X
Home & Office

Singtel joins Telstra and SubPartners on 20Tbps Perth to Singapore subsea cable

The APX-West subsea cable connecting Perth to Singapore has been newly designed as a 20Tbps cable to be owned and operated by Telstra, Singtel, and SubPartners.
Written by Corinne Reichert, Contributor

Telstra, Singtel, and SubPartners have entered a memorandum of understanding to construct a high-capacity Perth to Singapore subsea cable.

The cable, named APX-West, will be 4,500km long, with two fibre pairs providing a minimum of 10 Terabits per second capacity each pair and two-way data transmission. It will replace the slower-speed SEA-ME-WE 3 (SMW3) cable, which currently carries data traffic between the two countries.

SubPartners, founded by Australian technology entrepreneur Bevan Slattery in 2012, was formed with the aim of building a subsea cable connecting the west coast of Australia with Singapore. According to Slattery, the cost of operating the cable has been reduced significantly by the sharing of ownership between the parties.

"The MOU is a major milestone for the project, with the foundation parties including Singtel, SubPartners, and Telstra committing to purchase the entire available capacity on the system," said Slattery, who is also the CEO of SubPartners.

"The APX-West system is a consortium cable with all the major players having access to ownership economics at a fraction of the cost of private cable ownership. This is a unique commercial model for the Perth-Singapore route that will satisfy the ongoing bandwidth requirements of both network operators and internet content hosts."

Thursday's MOU is the second attempt at constructing APX-West; Telstra had initially signed a memorandum of understanding with SubPartners for capacity on the subsea cable more than three years ago, in March 2013.

Slattery, who is also the CEO of dark fibre company Superloop and founder of elastic interconnection services provider Megaport, told ZDNet that the APX-West project has since been changed from being a private cable to a freshly designed cable owned by a consortium.

"Over the past few years, we have been working with all the major players to make APX-West a reality, and this took quite a bit of effort both in terms of design and commercial offering," Slattery told ZDNet.

"The 2016 cable is a consortium cable, meaning owners will have ownership economics on their respective capacity. This has attracted major providers including Telstra, Singtel, and others to join the consortium."

Slattery added that over the past three years, Singapore's role in connecting cities throughout the APAC region has grown, which has led to a jump in the amount of traffic between Australia and Singapore.

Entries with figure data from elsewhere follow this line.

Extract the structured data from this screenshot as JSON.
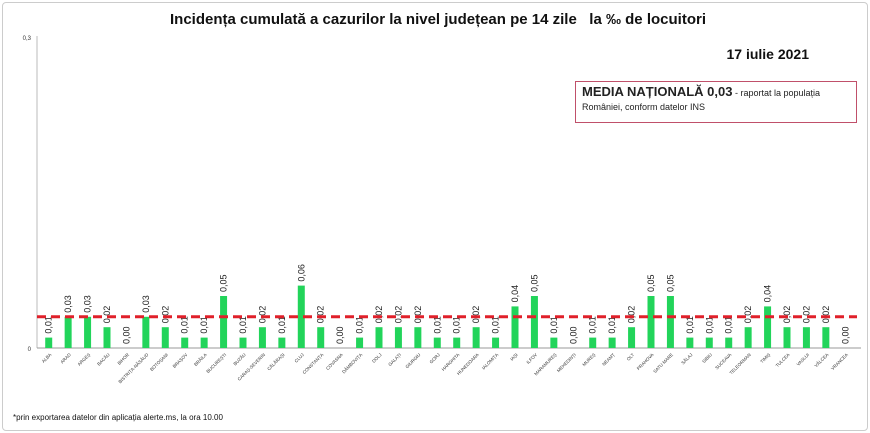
{
  "chart_data": {
    "type": "bar",
    "title": "Incidența cumulată a cazurilor la nivel județean pe 14 zile   la ‰ de locuitori",
    "date": "17 iulie 2021",
    "ylim": [
      0,
      0.3
    ],
    "yticks": [
      "0",
      "0,3"
    ],
    "reference_line": {
      "value": 0.03,
      "color": "#e0202a",
      "style": "dashed"
    },
    "bar_color": "#22d45a",
    "categories": [
      "ALBA",
      "ARAD",
      "ARGEȘ",
      "BACĂU",
      "BIHOR",
      "BISTRIȚA-NĂSĂUD",
      "BOTOȘANI",
      "BRAȘOV",
      "BRĂILA",
      "BUCUREȘTI",
      "BUZĂU",
      "CARAȘ-SEVERIN",
      "CĂLĂRAȘI",
      "CLUJ",
      "CONSTANȚA",
      "COVASNA",
      "DÂMBOVIȚA",
      "DOLJ",
      "GALAȚI",
      "GIURGIU",
      "GORJ",
      "HARGHITA",
      "HUNEDOARA",
      "IALOMIȚA",
      "IAȘI",
      "ILFOV",
      "MARAMUREȘ",
      "MEHEDINȚI",
      "MUREȘ",
      "NEAMȚ",
      "OLT",
      "PRAHOVA",
      "SATU MARE",
      "SĂLAJ",
      "SIBIU",
      "SUCEAVA",
      "TELEORMAN",
      "TIMIȘ",
      "TULCEA",
      "VASLUI",
      "VÂLCEA",
      "VRANCEA"
    ],
    "values": [
      0.01,
      0.03,
      0.03,
      0.02,
      0.0,
      0.03,
      0.02,
      0.01,
      0.01,
      0.05,
      0.01,
      0.02,
      0.01,
      0.06,
      0.02,
      0.0,
      0.01,
      0.02,
      0.02,
      0.02,
      0.01,
      0.01,
      0.02,
      0.01,
      0.04,
      0.05,
      0.01,
      0.0,
      0.01,
      0.01,
      0.02,
      0.05,
      0.05,
      0.01,
      0.01,
      0.01,
      0.02,
      0.04,
      0.02,
      0.02,
      0.02,
      0.0
    ],
    "value_labels": [
      "0,01",
      "0,03",
      "0,03",
      "0,02",
      "0,00",
      "0,03",
      "0,02",
      "0,01",
      "0,01",
      "0,05",
      "0,01",
      "0,02",
      "0,01",
      "0,06",
      "0,02",
      "0,00",
      "0,01",
      "0,02",
      "0,02",
      "0,02",
      "0,01",
      "0,01",
      "0,02",
      "0,01",
      "0,04",
      "0,05",
      "0,01",
      "0,00",
      "0,01",
      "0,01",
      "0,02",
      "0,05",
      "0,05",
      "0,01",
      "0,01",
      "0,01",
      "0,02",
      "0,04",
      "0,02",
      "0,02",
      "0,02",
      "0,00"
    ]
  },
  "media": {
    "bold": "MEDIA NAȚIONALĂ 0,03",
    "text": " - raportat la populația României, conform datelor INS"
  },
  "footnote": "*prin exportarea datelor din aplicația alerte.ms, la ora 10.00"
}
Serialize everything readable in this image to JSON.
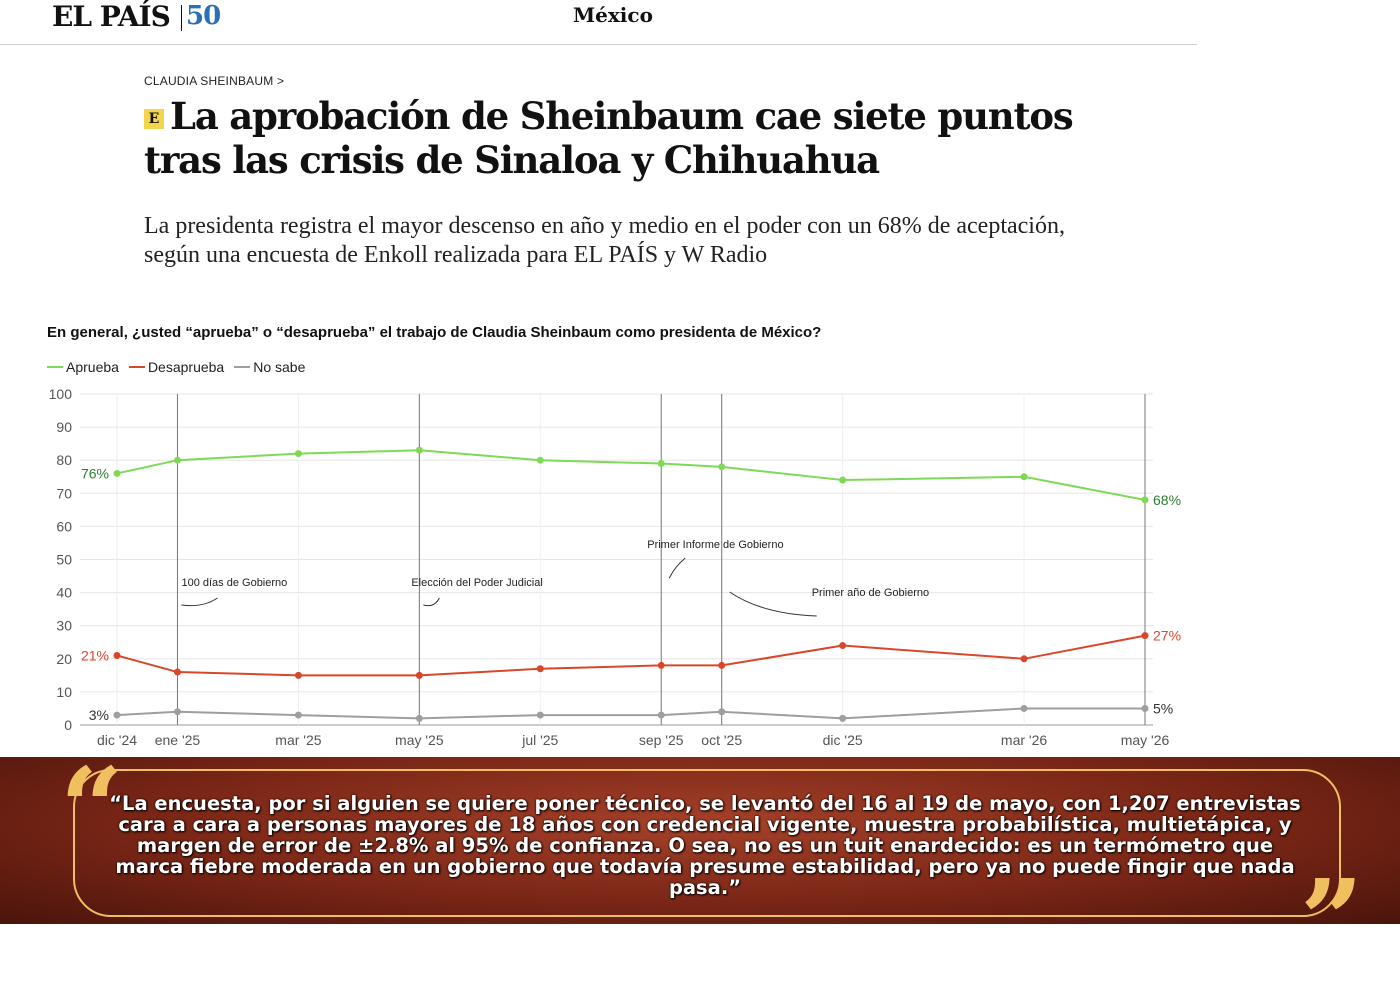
{
  "header": {
    "logo": "EL PAÍS",
    "logo_anniversary": "50",
    "section": "México"
  },
  "article": {
    "kicker": "CLAUDIA SHEINBAUM >",
    "badge": "E",
    "headline": "La aprobación de Sheinbaum cae siete puntos tras las crisis de Sinaloa y Chihuahua",
    "subhead": "La presidenta registra el mayor descenso en año y medio en el poder con un 68% de aceptación, según una encuesta de Enkoll realizada para EL PAÍS y W Radio"
  },
  "chart_data": {
    "type": "line",
    "title": "En general, ¿usted “aprueba” o “desaprueba” el trabajo de Claudia Sheinbaum como presidenta de México?",
    "x": [
      "2024-12",
      "2025-01",
      "2025-03",
      "2025-05",
      "2025-07",
      "2025-09",
      "2025-10",
      "2025-12",
      "2026-03",
      "2026-05"
    ],
    "x_tick_labels": [
      "dic '24",
      "ene '25",
      "mar '25",
      "may '25",
      "jul '25",
      "sep '25",
      "oct '25",
      "dic '25",
      "mar '26",
      "may '26"
    ],
    "ylim": [
      0,
      100
    ],
    "y_ticks": [
      0,
      10,
      20,
      30,
      40,
      50,
      60,
      70,
      80,
      90,
      100
    ],
    "grid": true,
    "legend_position": "top-left",
    "series": [
      {
        "name": "Aprueba",
        "color": "#7ed957",
        "label_color": "#2e7d32",
        "values": [
          76,
          80,
          82,
          83,
          80,
          79,
          78,
          74,
          75,
          68
        ],
        "start_label": "76%",
        "end_label": "68%"
      },
      {
        "name": "Desaprueba",
        "color": "#d9472b",
        "label_color": "#d9472b",
        "values": [
          21,
          16,
          15,
          15,
          17,
          18,
          18,
          24,
          20,
          27
        ],
        "start_label": "21%",
        "end_label": "27%"
      },
      {
        "name": "No sabe",
        "color": "#9e9e9e",
        "label_color": "#333333",
        "values": [
          3,
          4,
          3,
          2,
          3,
          3,
          4,
          2,
          5,
          5
        ],
        "start_label": "3%",
        "end_label": "5%"
      }
    ],
    "annotations": [
      {
        "x": "2025-01",
        "label": "100 días de Gobierno",
        "y": 42
      },
      {
        "x": "2025-05",
        "label": "Elección del Poder Judicial",
        "y": 42
      },
      {
        "x": "2025-09",
        "label": "Primer Informe de Gobierno",
        "y": 48
      },
      {
        "x": "2025-10",
        "label": "Primer año de Gobierno",
        "y": 42
      },
      {
        "x": "2026-05",
        "label": "",
        "y": 0
      }
    ]
  },
  "quote": {
    "text": "“La encuesta, por si alguien se quiere poner técnico, se levantó del 16 al 19 de mayo, con 1,207 entrevistas cara a cara a personas mayores de 18 años con credencial vigente, muestra probabilística, multietápica, y margen de error de ±2.8% al 95% de confianza. O sea, no es un tuit enardecido: es un termómetro que marca fiebre moderada en un gobierno que todavía presume estabilidad, pero ya no puede fingir que nada pasa.”",
    "open_mark": "“",
    "close_mark": "”"
  }
}
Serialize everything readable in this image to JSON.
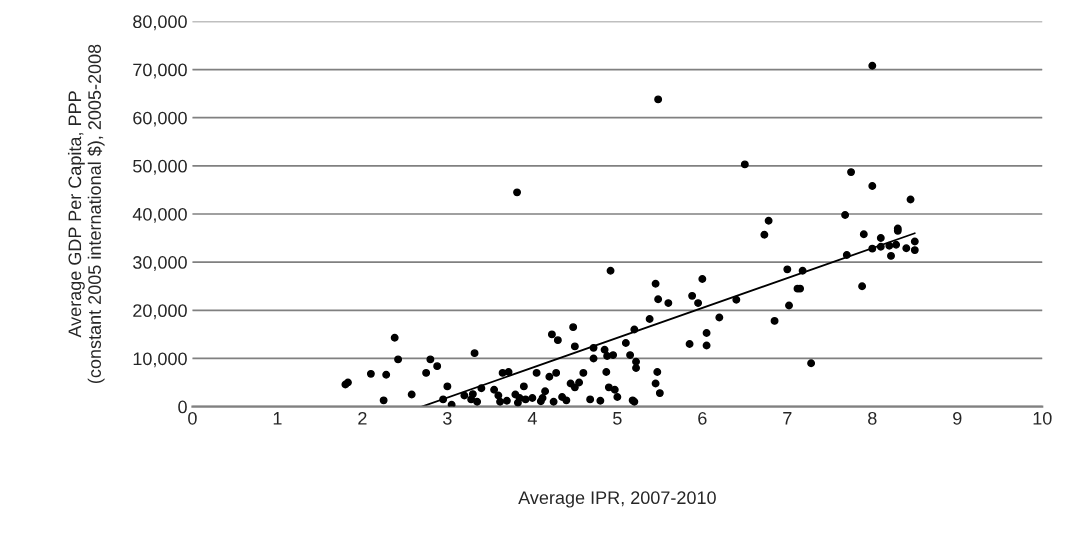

"The growth of traffic between Australia and Singapore is beyond SMW3's recently upgraded capacity, and it needs to be augmented with this diverse path. Add to that the recent submarine cable outages on cables connecting Australia over the past 12 months, this has crystallised the benefits of this new diverse path to Asia," Slattery explained to ZDNet.

"Ultimately, the commercial construct, the reworked design and timing, was right."

The original design for the cable involved a length of 4,600km, with four fibre pairs, 55 repeaters, 48 to 60 wavelengths per pair, and 100Gbps capacity per wavelength.

Ooi Seng Keat, vice president of Carrier Services, Group Enterprise at Singtel, agreed that the SMW3 cable needs to be complemented with a faster-speed offering due to the rising use of more data-heavy applications.

"The current data bridge between Singapore and Perth is carried by the SEA-ME-WE 3 cable. The APX-West cable will be a new data superhighway to expand data connectivity and capacity between Singapore and Australia, providing network redundancy and the lowest latency from Australia to Southeast Asia, the Middle East, and Europe," he said.

"Singtel has one of the most extensive submarine cable infrastructures in the Asia-Pacific region. With these capabilities, the Singtel Group, including Optus, can meet customers' growing data requirements for bandwidth-intensive applications such as unified communications, enterprise data exchange, internet TV, and online gaming."

The companies will begin constructing the new cable at the end of July, with completion expected by 2018.

Telstra said signing on to construct the APX-West subsea cable will add to its capacity, which is timely after the telco's own Australia-Singapore subsea cable experienced an outage in October last year. The outage had caused severe delays for customers attempting to download or update their operating systems or apps across the iTunes Store and the App Store, as well as when using streaming services Apple Music and Apple Radio.

"The MOU is a significant step forward in building what would be a valuable addition to Telstra's subsea network, which is one of the largest in the Asia-Pacific," said Darrin Webb, Telstra's executive director of International Operations and Services.

"As consumers and businesses continue to embrace online products and services, such as video streaming and cloud, the demand for international connectivity continues to rise, creating a strong case for building this new cable."

In February, TPG experienced a month-long outage across its Sydney-Guam submarine cable, while the Basslink Interconnector has been down since December, and will not restore services until at least mid June.

Updated at 11am AEDT, March 31: The cable has a capacity of 20Tbps, not 10Tbps, as each pair is 10Tbps.